In June 2014 my friend, Elaine and I went on a yoga retreat with Shiva Rea, to Santorini for 9 days.
We stayed at the Hotel Atherio in Oia and what an experience we had!

Oia, Santorini

We did yoga in the mornings and the evenings and then had the day to go exploring the gorgeous blue mediterranean beaches and sea. Swimming was amazing because of the higher salt content of the water and I was astounded at the steep drop-off, a metre or two from the shore and it would be very deep under your feet with beautiful multi-coloured little fish darting around.To reach the swim place, just around the bend from Ammoudi Bay, we walked down hundreds of steps with donkeys  taking people up and down.

Ammoudi Bay 

...and so in the tradition of my pop-up printing studios, I had to do a fish-print to mark the occasion! I had come prepared with a cardboard roll of small sheets, ink, thread and a towel. I had to actually buy a fish which I had never done before and we had a laugh in the restaurant right on the water's edge,
when I went up to the glass counter where the freshest fish were on ice, chose my fish and then asked the waiter NOT to clean and cook it. Then back to the hotel with my little Red snapper.

The hotel room/pop-up studio

For the first time I also decided to try colour with the prints just as a reminder of the gorgeous colours of the red snapper and the island of Santorini.

My only regret was that i did'nt have more paper to print the octopus!


Thursday, 17 July 2014


So late in May, James, Simon and I hit the road on an awesome winter fishing trip with the aim of making pop-up studios to print all along the way. Well that was my mission, they were just into the fishing! Our first stop was Koensrust Sea Farm just outside Vermaaklikheid, near Puntjie, on the southern cape coast.

 Not for the faint-hearted!

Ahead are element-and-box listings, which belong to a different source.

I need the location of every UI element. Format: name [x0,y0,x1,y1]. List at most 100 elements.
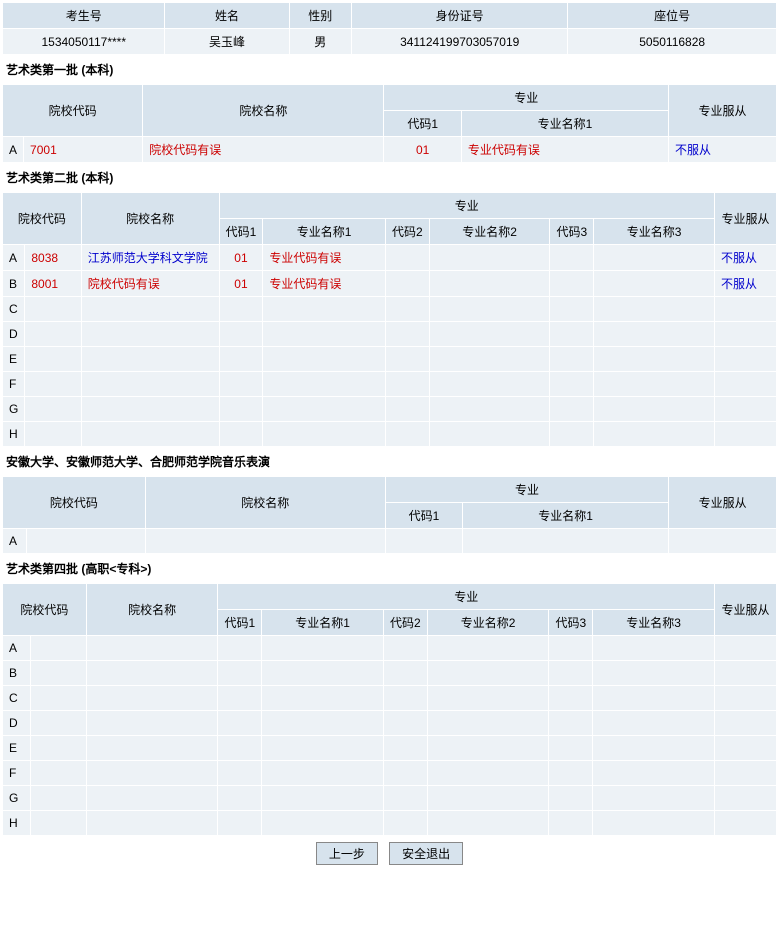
cell-schcode [27,529,145,553]
cell-obey: 不服从 [715,271,776,296]
cell-schcode: 8001 [25,271,80,296]
cell-name3 [593,636,714,660]
cell-code3 [549,686,592,710]
col-obey: 专业服从 [669,85,776,136]
cell-schname [146,529,385,553]
cell-code2 [386,397,429,421]
col-code1: 代码1 [220,219,263,244]
cell-code2 [386,271,429,296]
cell-name1 [262,686,383,710]
table-row: B [3,661,776,685]
col-name1: 专业名称1 [262,610,383,635]
cell-code1 [220,397,263,421]
cell-code1: 01 [384,137,460,162]
col-name1: 专业名称1 [463,503,668,528]
cell-name3 [594,322,714,346]
cell-name1: 专业代码有误 [263,271,385,296]
cell-name2 [430,322,550,346]
cell-name1 [262,636,383,660]
row-index: A [3,137,23,162]
cell-schcode [31,761,86,785]
cell-code2 [386,422,429,446]
val-seat: 5050116828 [568,29,776,54]
cell-name2 [428,661,549,685]
cell-name1 [263,372,385,396]
cell-name1 [263,422,385,446]
cell-code2 [384,786,427,810]
cell-code3 [550,245,593,270]
cell-name1 [262,811,383,835]
cell-name2 [428,736,549,760]
cell-code3 [549,811,592,835]
cell-code1 [218,761,261,785]
section2-table: 院校代码 院校名称 专业 专业服从 代码1 专业名称1 代码2 专业名称2 代码… [2,192,777,447]
cell-schname [87,636,218,660]
cell-code1 [220,347,263,371]
cell-name3 [594,347,714,371]
cell-code2 [386,372,429,396]
cell-code3 [550,422,593,446]
cell-name3 [593,736,714,760]
col-major-group: 专业 [384,85,668,110]
cell-name3 [593,786,714,810]
cell-schname: 院校代码有误 [143,137,383,162]
table-row: F [3,761,776,785]
col-idno: 身份证号 [352,3,567,28]
cell-name1 [262,736,383,760]
cell-code2 [384,761,427,785]
col-obey: 专业服从 [715,193,776,244]
exit-button[interactable]: 安全退出 [389,842,463,865]
cell-code1 [218,636,261,660]
cell-name2 [428,811,549,835]
cell-code1 [220,422,263,446]
cell-obey [715,422,776,446]
row-index: E [3,736,30,760]
cell-code1 [218,711,261,735]
cell-code1 [220,297,263,321]
section3-table: 院校代码 院校名称 专业 专业服从 代码1 专业名称1 A [2,476,777,554]
cell-obey: 不服从 [715,245,776,270]
section4-table: 院校代码 院校名称 专业 专业服从 代码1 专业名称1 代码2 专业名称2 代码… [2,583,777,836]
table-row: H [3,811,776,835]
cell-schname [87,661,218,685]
col-schcode: 院校代码 [3,477,145,528]
cell-schcode [31,736,86,760]
cell-obey [715,397,776,421]
cell-code2 [386,322,429,346]
col-code2: 代码2 [384,610,427,635]
col-schname: 院校名称 [82,193,219,244]
table-row: F [3,372,776,396]
cell-name2 [428,636,549,660]
cell-schcode [31,686,86,710]
cell-code3 [550,297,593,321]
cell-code3 [550,271,593,296]
cell-name2 [430,271,550,296]
col-schcode: 院校代码 [3,584,86,635]
col-major-group: 专业 [218,584,713,609]
col-schcode: 院校代码 [3,85,142,136]
cell-schname [82,347,219,371]
cell-code3 [550,397,593,421]
cell-schcode [31,636,86,660]
cell-name2 [430,245,550,270]
cell-obey [715,786,776,810]
row-index: E [3,347,24,371]
prev-button[interactable]: 上一步 [316,842,378,865]
cell-schcode [25,322,80,346]
val-examno: 1534050117**** [3,29,164,54]
cell-schname: 院校代码有误 [82,271,219,296]
cell-obey [715,686,776,710]
button-row: 上一步 安全退出 [2,836,777,871]
col-gender: 性别 [290,3,352,28]
cell-obey [715,711,776,735]
cell-code2 [384,736,427,760]
col-code1: 代码1 [384,111,460,136]
cell-name2 [430,297,550,321]
cell-schcode [25,297,80,321]
table-row: G [3,786,776,810]
cell-code1 [218,811,261,835]
section1-title: 艺术类第一批 (本科) [2,55,777,84]
section3-title: 安徽大学、安徽师范大学、合肥师范学院音乐表演 [2,447,777,476]
cell-code2 [384,636,427,660]
cell-code2 [386,245,429,270]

We stayed right on the ocean and the weather was pretty hectic, luckily we could make a fire every night and I caught my first "'Dassie" Blacktail.  (Diplodus sargus) The fish with the blue eye is locally called a "Jan Bruin" (Gymnocrotaphus curvidens) I was thinking of using a bit of colour in the eye of the print of this one.
Then we travelled up the coast past Cintza towards the wild coast and the old Transkei.By now the water is a lot warmer, no longer the cold Benguela influence but the warm Mozambique current with a whole lot of new species for printing. We headed past Port St. John's to Msikaba and a friends house with crazy sculptures in the garden.

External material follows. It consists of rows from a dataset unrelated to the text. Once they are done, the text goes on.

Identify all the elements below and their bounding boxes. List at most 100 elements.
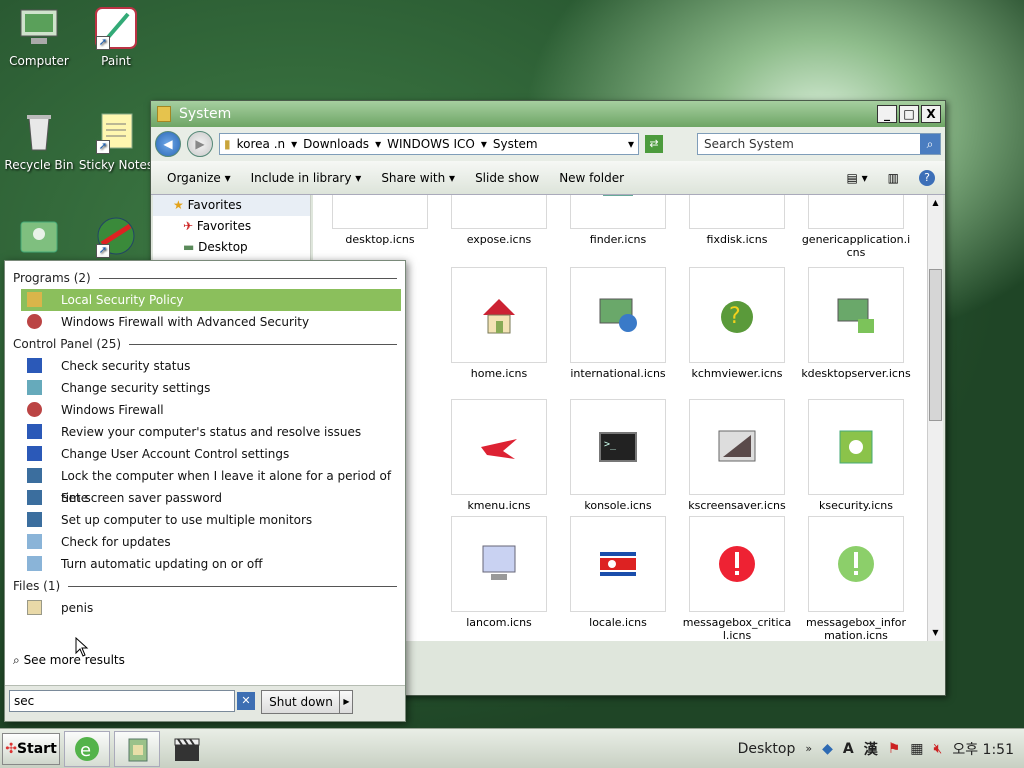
file-thumbnail: [808, 516, 904, 612]
desktop-icon-browser[interactable]: ➚: [78, 214, 154, 262]
breadcrumb-item[interactable]: korea .n: [237, 137, 286, 151]
minimize-button[interactable]: _: [877, 105, 897, 123]
mouse-cursor-icon: [75, 637, 89, 657]
result-control-item[interactable]: Set screen saver password: [21, 487, 401, 509]
file-item[interactable]: finder.icns: [563, 195, 673, 246]
result-control-item[interactable]: Set up computer to use multiple monitors: [21, 509, 401, 531]
file-thumbnail: [808, 267, 904, 363]
scroll-up-icon[interactable]: ▲: [928, 195, 943, 211]
desktop-icon-recycle-bin[interactable]: Recycle Bin: [1, 110, 77, 172]
new-folder-button[interactable]: New folder: [559, 171, 624, 185]
language-bar-icon[interactable]: ◆: [822, 741, 833, 757]
file-item[interactable]: home.icns: [444, 267, 554, 380]
favorites-icon: ✈: [183, 219, 194, 233]
file-name: messagebox_critical.icns: [682, 616, 792, 641]
desktop-icon-computer[interactable]: Computer: [1, 6, 77, 68]
file-item[interactable]: international.icns: [563, 267, 673, 380]
address-dropdown-icon[interactable]: ▾: [628, 137, 634, 151]
forward-button[interactable]: ▶: [187, 131, 213, 157]
taskbar-explorer-button[interactable]: [114, 730, 160, 767]
desktop-icon-user-folder[interactable]: [1, 214, 77, 262]
result-control-item[interactable]: Change security settings: [21, 377, 401, 399]
result-control-item[interactable]: Review your computer's status and resolv…: [21, 421, 401, 443]
search-icon[interactable]: ⌕: [920, 134, 940, 154]
see-more-results-link[interactable]: ⌕ See more results: [13, 649, 125, 671]
maximize-button[interactable]: □: [899, 105, 919, 123]
kmenu-icon: [481, 439, 517, 459]
breadcrumb-item[interactable]: WINDOWS ICO: [387, 137, 475, 151]
shut-down-options-icon[interactable]: ▶: [339, 690, 353, 714]
file-item[interactable]: ? kchmviewer.icns: [682, 267, 792, 380]
start-button[interactable]: ✣Start: [2, 732, 60, 765]
desktop-icon-sticky-notes[interactable]: ➚ Sticky Notes: [78, 110, 154, 172]
result-control-item[interactable]: Check for updates: [21, 531, 401, 553]
address-bar[interactable]: ▮ korea .n ▾ Downloads ▾ WINDOWS ICO ▾ Syst…: [219, 133, 639, 155]
window-titlebar[interactable]: System _ □ X: [151, 101, 945, 127]
file-item[interactable]: >_ konsole.icns: [563, 399, 673, 512]
slide-show-button[interactable]: Slide show: [475, 171, 539, 185]
nav-favorites[interactable]: ✈ Favorites: [153, 216, 310, 237]
back-button[interactable]: ◀: [155, 131, 181, 157]
file-item[interactable]: genericapplication.icns: [801, 195, 911, 259]
result-control-item[interactable]: Lock the computer when I leave it alone …: [21, 465, 401, 505]
result-control-item[interactable]: Turn automatic updating on or off: [21, 553, 401, 575]
clock[interactable]: 오후 1:51: [952, 739, 1014, 759]
result-local-security-policy[interactable]: Local Security Policy: [21, 289, 401, 311]
preview-pane-icon[interactable]: ▥: [888, 171, 899, 185]
file-item[interactable]: kmenu.icns: [444, 399, 554, 512]
file-item[interactable]: desktop.icns: [325, 195, 435, 246]
taskbar-media-button[interactable]: [164, 731, 210, 767]
file-item[interactable]: messagebox_critical.icns: [682, 516, 792, 641]
result-file-item[interactable]: penis: [21, 597, 401, 619]
file-thumbnail: [689, 516, 785, 612]
scroll-thumb[interactable]: [929, 269, 942, 421]
result-control-item[interactable]: Check security status: [21, 355, 401, 377]
file-item[interactable]: kdesktopserver.icns: [801, 267, 911, 380]
file-item[interactable]: lancom.icns: [444, 516, 554, 629]
programs-section-header: Programs (2): [5, 267, 405, 289]
file-name: messagebox_information.icns: [806, 616, 906, 641]
result-control-item[interactable]: Windows Firewall: [21, 399, 401, 421]
file-thumbnail: [451, 399, 547, 495]
include-in-library-menu[interactable]: Include in library ▾: [251, 171, 362, 185]
action-center-flag-icon[interactable]: ⚑: [888, 741, 901, 757]
nav-desktop[interactable]: ▬ Desktop: [153, 237, 310, 258]
result-label: penis: [61, 601, 94, 615]
toolbar-expand-icon[interactable]: »: [805, 742, 812, 755]
desktop-icon-paint[interactable]: ➚ Paint: [78, 6, 154, 68]
file-item[interactable]: ksecurity.icns: [801, 399, 911, 512]
browser-icon: e: [75, 736, 99, 761]
ime-hanja-button[interactable]: 漢: [864, 739, 878, 759]
result-windows-firewall-advanced[interactable]: Windows Firewall with Advanced Security: [21, 311, 401, 333]
file-item[interactable]: messagebox_information.icns: [801, 516, 911, 641]
file-thumbnail: [689, 399, 785, 495]
scroll-down-icon[interactable]: ▼: [928, 625, 943, 641]
result-control-item[interactable]: Change User Account Control settings: [21, 443, 401, 465]
file-item[interactable]: expose.icns: [444, 195, 554, 246]
search-input[interactable]: Search System ⌕: [697, 133, 941, 155]
clear-search-icon[interactable]: ✕: [237, 692, 255, 710]
network-icon[interactable]: ▦: [910, 741, 923, 757]
file-item[interactable]: locale.icns: [563, 516, 673, 629]
ime-mode-a[interactable]: A: [843, 741, 854, 757]
result-label: Check for updates: [61, 535, 171, 549]
refresh-button[interactable]: ⇄: [645, 135, 663, 153]
breadcrumb-item[interactable]: Downloads: [303, 137, 369, 151]
start-search-input[interactable]: sec: [9, 690, 235, 712]
file-item[interactable]: fixdisk.icns: [682, 195, 792, 246]
taskbar-browser-button[interactable]: e: [64, 730, 110, 767]
home-icon: [483, 299, 515, 334]
nav-favorites-header[interactable]: ★ Favorites: [153, 195, 310, 216]
help-icon[interactable]: ?: [919, 169, 935, 186]
view-options-icon[interactable]: ▤ ▾: [846, 171, 867, 185]
share-with-menu[interactable]: Share with ▾: [381, 171, 455, 185]
vertical-scrollbar[interactable]: ▲ ▼: [927, 195, 943, 641]
volume-muted-icon[interactable]: 🔇︎: [934, 741, 943, 757]
organize-menu[interactable]: Organize ▾: [167, 171, 231, 185]
system-tray: Desktop » ◆ A 漢 ⚑ ▦ 🔇︎ 오후 1:51: [738, 739, 1014, 759]
file-item[interactable]: kscreensaver.icns: [682, 399, 792, 512]
start-menu-search-results: Programs (2) Local Security Policy Windo…: [4, 260, 406, 722]
desktop-toolbar-label[interactable]: Desktop: [738, 741, 796, 757]
breadcrumb-item[interactable]: System: [493, 137, 538, 151]
close-button[interactable]: X: [921, 105, 941, 123]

 The bronze bream  (Pachymetopon grande),was the first specie of the day and after that the guys caught Kob (Argyrosomus hololepidotus), Queenfish  (Scomberoides commersonianus), Yellow-belly rock-cod (Epinephelus guaza), River snapper (Lutjanus argentimaculatus). There were some that were also released such as Stone bream (Neoscorpis lithophilus) and a Cave Bass (Dinoperca petersi). An awesome 4 days of wild coast fishing!


Thursday, 31 October 2013


 This was a great learning curve, doing creatures that are at the same time so long but also so delicate. The detail on each of the suckers is incredible and when they print it looks like little flowers. The most interesting thing is that it seems that close to the "neck"of the creature, there is a blotch of ink that is darker and more purple than the ink I use, leading me to believe that it was a little of the octopus'own ink.

Tuesday, 10 September 2013

Angelfish or Atlantic Pomfret

It's winter and the weather has been too miserable to go fishing so I tried a frozen fish from our local food market. It worked really well and was delicious too. I had ordered a whole lot of really lovely hand-made Japanese papers and found that the kiruku koro, usu kuchi light and gozen really work well. They are all unsized and a natural colour. The shoji screen paper (70% kozo, 30% wood pulp) is very strong and flexible when wet, probably good for very large fish. This angelfish was just over 30 cm. The Latin name is Brama brama.

With the multiple prints I have started to play around with two prints ontop of eachother with the bottom print showing through faintly, giving the impression of fish further away.